On the eve of International Holocaust Remembrance Day (Thursday Jan. 27), the date marking the 1945 liberation of the Auschwitz-Birkenau death camp by the Red Army, there are 165,800 Holocaust still living in Israel.
Tzvika was just a baby when the Nazis tried to kill him.
Against all odds, he survived the Holocaust and lives to see what Never Again really means: pic.twitter.com/cn2mBzYGIB
— Israel Defense Forces (@IDF) January 26, 2022
Of those who remain, about 90 percent are older than age 80, according to a report released Wednesday by Israel’s Ministry of Labor and Social Affairs.
Some 19 percent of the survivors (31,000) are age 90 or older, and more than 950 are older than age 100. About 60 percent of the survivors (105,000) still living are women, averaging age 85.
Sixty-four percent of the survivors are from Europe, including from the former Soviet Union. But 36 percent are from elsewhere — the Nazis also reached Jews in North Africa and Asia — with 30,600 hailing from Morocco and Algeria, 18,000 from Baghdad and 11,000 from Tunisia and Libya.
Even before the establishment of the Jewish State, five percent of the survivors made their way to Israel. Another 11 percent arrived after the establishment of the state, at the end of 1948.
Some came even later: 48 percent of Holocaust survivors living in Israel immigrated in the late 1950s; 35 percent arrived in 1989.
And they are still continuing to find their way home to the Jewish State: 98 Holocaust survivors made aliyah in 2021.

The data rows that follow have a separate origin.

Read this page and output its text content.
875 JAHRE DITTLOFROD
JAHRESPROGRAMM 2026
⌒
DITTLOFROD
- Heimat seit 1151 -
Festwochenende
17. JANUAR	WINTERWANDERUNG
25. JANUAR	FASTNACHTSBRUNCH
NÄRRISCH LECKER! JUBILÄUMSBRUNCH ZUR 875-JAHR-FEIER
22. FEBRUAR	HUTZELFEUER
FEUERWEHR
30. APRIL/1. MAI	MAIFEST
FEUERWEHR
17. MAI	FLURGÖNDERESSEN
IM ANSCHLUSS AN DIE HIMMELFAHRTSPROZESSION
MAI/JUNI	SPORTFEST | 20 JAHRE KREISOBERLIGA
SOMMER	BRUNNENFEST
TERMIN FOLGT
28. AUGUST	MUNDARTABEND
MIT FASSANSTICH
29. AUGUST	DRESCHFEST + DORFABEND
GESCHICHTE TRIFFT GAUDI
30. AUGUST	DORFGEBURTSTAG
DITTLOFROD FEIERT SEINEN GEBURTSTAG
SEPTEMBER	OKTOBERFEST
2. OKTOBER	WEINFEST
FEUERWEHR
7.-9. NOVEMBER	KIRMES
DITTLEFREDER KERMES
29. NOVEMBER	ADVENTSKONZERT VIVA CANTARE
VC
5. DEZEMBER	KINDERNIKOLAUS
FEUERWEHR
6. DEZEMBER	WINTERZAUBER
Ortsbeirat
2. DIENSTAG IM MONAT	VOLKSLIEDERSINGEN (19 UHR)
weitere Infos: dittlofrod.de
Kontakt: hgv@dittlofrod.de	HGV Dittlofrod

In Germany, Israeli Knesset Speaker Mickey Levy met with the President Bärbel Bas of the country’s Bundestag (parliament). He briefed its Foreign Affairs Committee in a closed-door meeting that focused on Israel’s concern with Iranian nuclear aspirations, and then met with Germany’s Interior Minister Nancy Faeser, along with Dr. Felix Klein, the Federal Government Commissioner for Jewish Life and the fight against antisemitism.

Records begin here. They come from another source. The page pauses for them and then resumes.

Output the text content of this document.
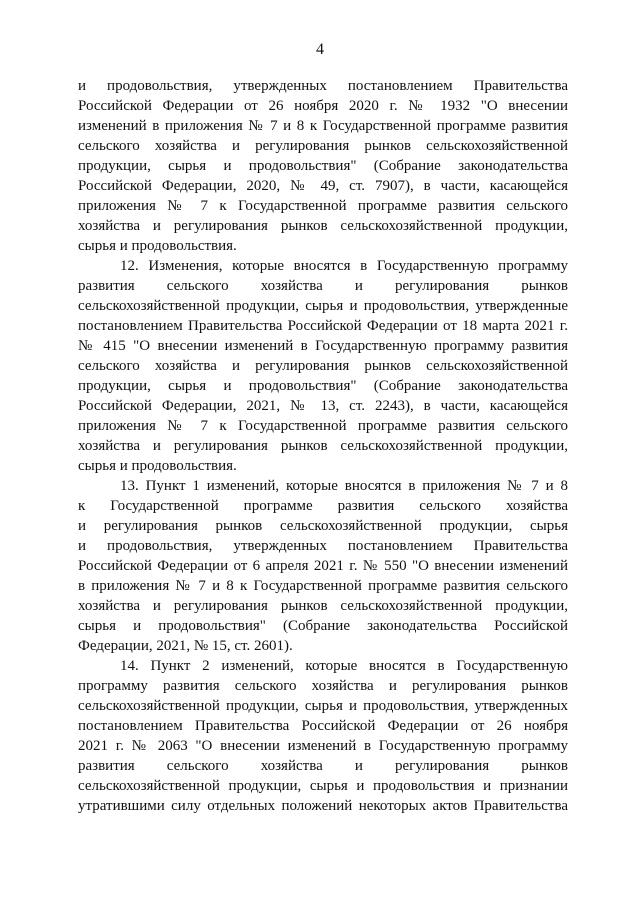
4
и продовольствия, утвержденных постановлением Правительства
Российской Федерации от 26 ноября 2020 г. № 1932 "О внесении
изменений в приложения № 7 и 8 к Государственной программе развития
сельского хозяйства и регулирования рынков сельскохозяйственной
продукции, сырья и продовольствия" (Собрание законодательства
Российской Федерации, 2020, № 49, ст. 7907), в части, касающейся
приложения № 7 к Государственной программе развития сельского
хозяйства и регулирования рынков сельскохозяйственной продукции,
сырья и продовольствия.
12. Изменения, которые вносятся в Государственную программу
развития сельского хозяйства и регулирования рынков
сельскохозяйственной продукции, сырья и продовольствия, утвержденные
постановлением Правительства Российской Федерации от 18 марта 2021 г.
№ 415 "О внесении изменений в Государственную программу развития
сельского хозяйства и регулирования рынков сельскохозяйственной
продукции, сырья и продовольствия" (Собрание законодательства
Российской Федерации, 2021, № 13, ст. 2243), в части, касающейся
приложения № 7 к Государственной программе развития сельского
хозяйства и регулирования рынков сельскохозяйственной продукции,
сырья и продовольствия.
13. Пункт 1 изменений, которые вносятся в приложения № 7 и 8
к Государственной программе развития сельского хозяйства
и регулирования рынков сельскохозяйственной продукции, сырья
и продовольствия, утвержденных постановлением Правительства
Российской Федерации от 6 апреля 2021 г. № 550 "О внесении изменений
в приложения № 7 и 8 к Государственной программе развития сельского
хозяйства и регулирования рынков сельскохозяйственной продукции,
сырья и продовольствия" (Собрание законодательства Российской
Федерации, 2021, № 15, ст. 2601).
14. Пункт 2 изменений, которые вносятся в Государственную
программу развития сельского хозяйства и регулирования рынков
сельскохозяйственной продукции, сырья и продовольствия, утвержденных
постановлением Правительства Российской Федерации от 26 ноября
2021 г. № 2063 "О внесении изменений в Государственную программу
развития сельского хозяйства и регулирования рынков
сельскохозяйственной продукции, сырья и продовольствия и признании
утратившими силу отдельных положений некоторых актов Правительства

Levy expressed his appreciation to Minister Faeser and Dr. Klein for their “important work” fighting antisemitism and facilitating Jewish life to prosper in Germany safely, in light of the spike in antisemitism over recent years around the world.
“Israel and Germany enjoy a unique relationship based on shared values, democratic beliefs, commitment to remember the Holocaust and protect the sanctity of Holocaust victims,” Levy said in a statement. “The Bundestag and the Knesset have a fruitful relationship and we are happy to promote it even further.”

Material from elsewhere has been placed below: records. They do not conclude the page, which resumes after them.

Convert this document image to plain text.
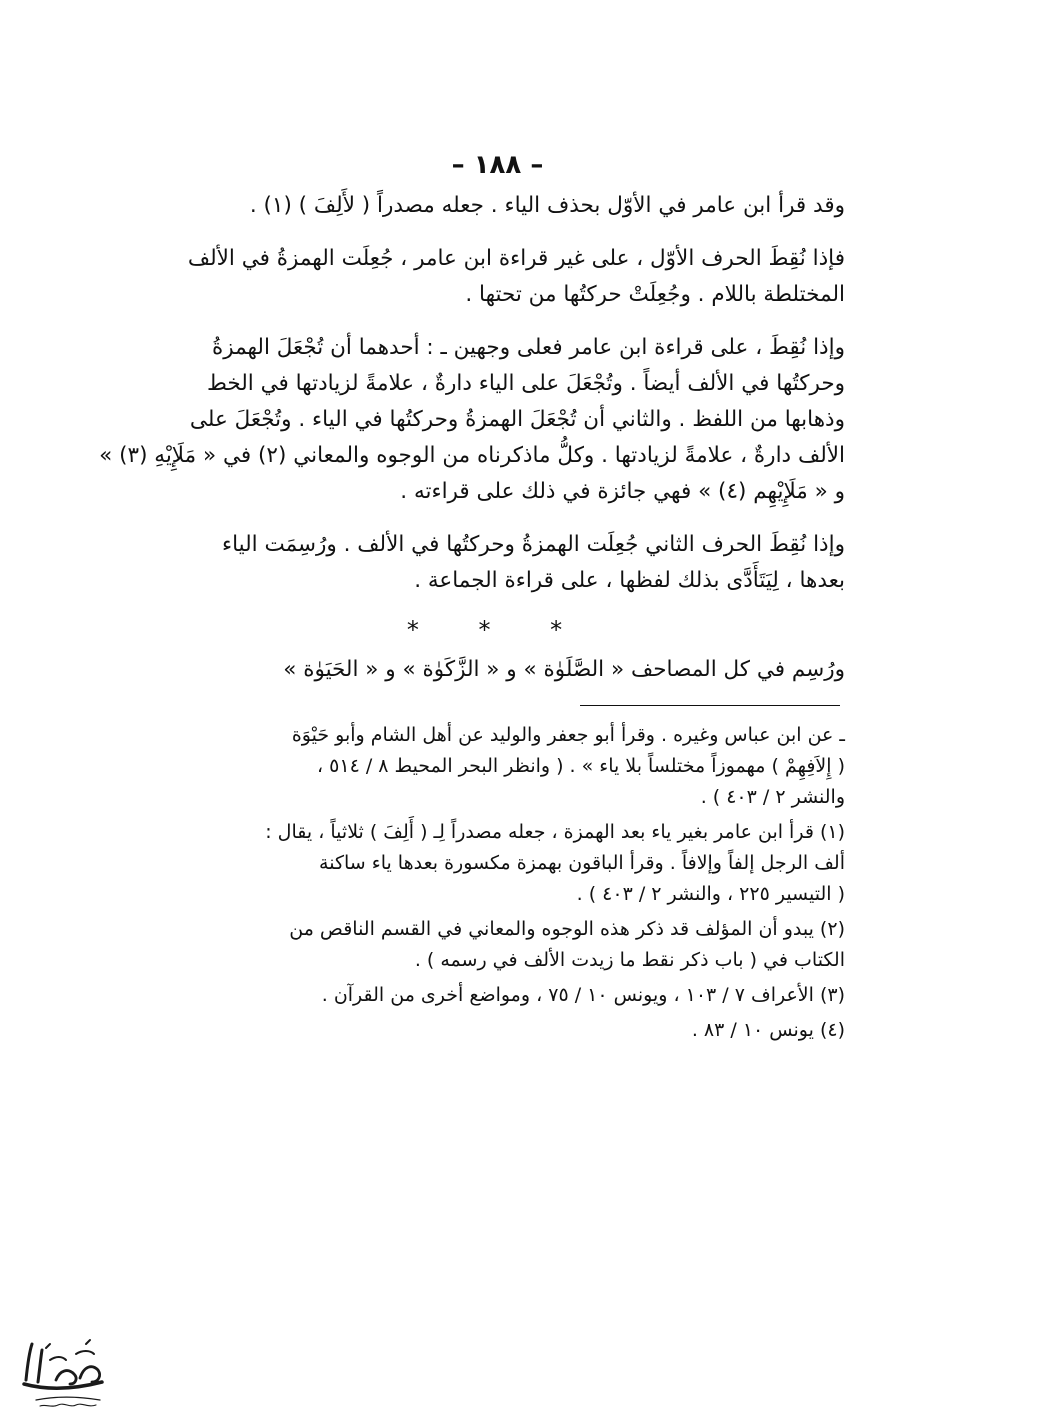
– ١٨٨ –

وقد قرأ ابن عامر في الأوّل بحذف الياء . جعله مصدراً ( لأَلِفَ ) (١) .

فإذا نُقِطَ الحرف الأوّل ، على غير قراءة ابن عامر ، جُعِلَت الهمزةُ في الألف
المختلطة باللام . وجُعِلَتْ حركتُها من تحتها .

وإذا نُقِطَ ، على قراءة ابن عامر فعلى وجهين ـ : أحدهما أن تُجْعَلَ الهمزةُ
وحركتُها في الألف أيضاً . وتُجْعَلَ على الياء دارةٌ ، علامةً لزيادتها في الخط
وذهابها من اللفظ . والثاني أن تُجْعَلَ الهمزةُ وحركتُها في الياء . وتُجْعَلَ على
الألف دارةٌ ، علامةً لزيادتها . وكلُّ ماذكرناه من الوجوه والمعاني (٢) في « مَلَإِيْهِ (٣) »
و « مَلَإِيْهِم (٤) » فهي جائزة في ذلك على قراءته .

وإذا نُقِطَ الحرف الثاني جُعِلَت الهمزةُ وحركتُها في الألف . ورُسِمَت الياء
بعدها ، لِيَتَأَدَّى بذلك لفظها ، على قراءة الجماعة .

* * *

ورُسِم في كل المصاحف « الصَّلَوٰة » و « الزَّكَوٰة » و « الحَيَوٰة »

ـ عن ابن عباس وغيره . وقرأ أبو جعفر والوليد عن أهل الشام وأبو حَيْوَة
( إِلاَفِهِمْ ) مهموزاً مختلساً بلا ياء » . ( وانظر البحر المحيط ٨ / ٥١٤ ،
والنشر ٢ / ٤٠٣ ) .
(١) قرأ ابن عامر بغير ياء بعد الهمزة ، جعله مصدراً لِـ ( أَلِفَ ) ثلاثياً ، يقال :
ألف الرجل إلفاً وإلافاً . وقرأ الباقون بهمزة مكسورة بعدها ياء ساكنة
( التيسير ٢٢٥ ، والنشر ٢ / ٤٠٣ ) .
(٢) يبدو أن المؤلف قد ذكر هذه الوجوه والمعاني في القسم الناقص من
الكتاب في ( باب ذكر نقط ما زيدت الألف في رسمه ) .
(٣) الأعراف ٧ / ١٠٣ ، ويونس ١٠ / ٧٥ ، ومواضع أخرى من القرآن .
(٤) يونس ١٠ / ٨٣ .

Israeli First Lady Michal Herzog and her German counterpart, Elke Büdenbender, hosted Holocaust survivor Charles Siegman Wednesday evening for a virtual “Zikaron BaSalon” (Remembrance in the Living Room) to mark the day.
Joining the live event broadcast on President Isaac Herzog’s Facebook page were representatives of the Jewish Student Union Germany and Haifa University’s Holocaust Studies program. Also joining the event were Germany’s ambassador in Israel, Dr. Susanne Wasum-Rainer; the wife of Israel’s ambassador in Germany, Ms. Laura Kam; and second-generation Holocaust survivor and activist Leah Schenirer.
In addition, Yad Vashem is slated to conduct a symposium via Zoom on the subject for the international diplomatic corps serving in Israel, scheduled to be held Thursday on International Holocaust Remembrance Day.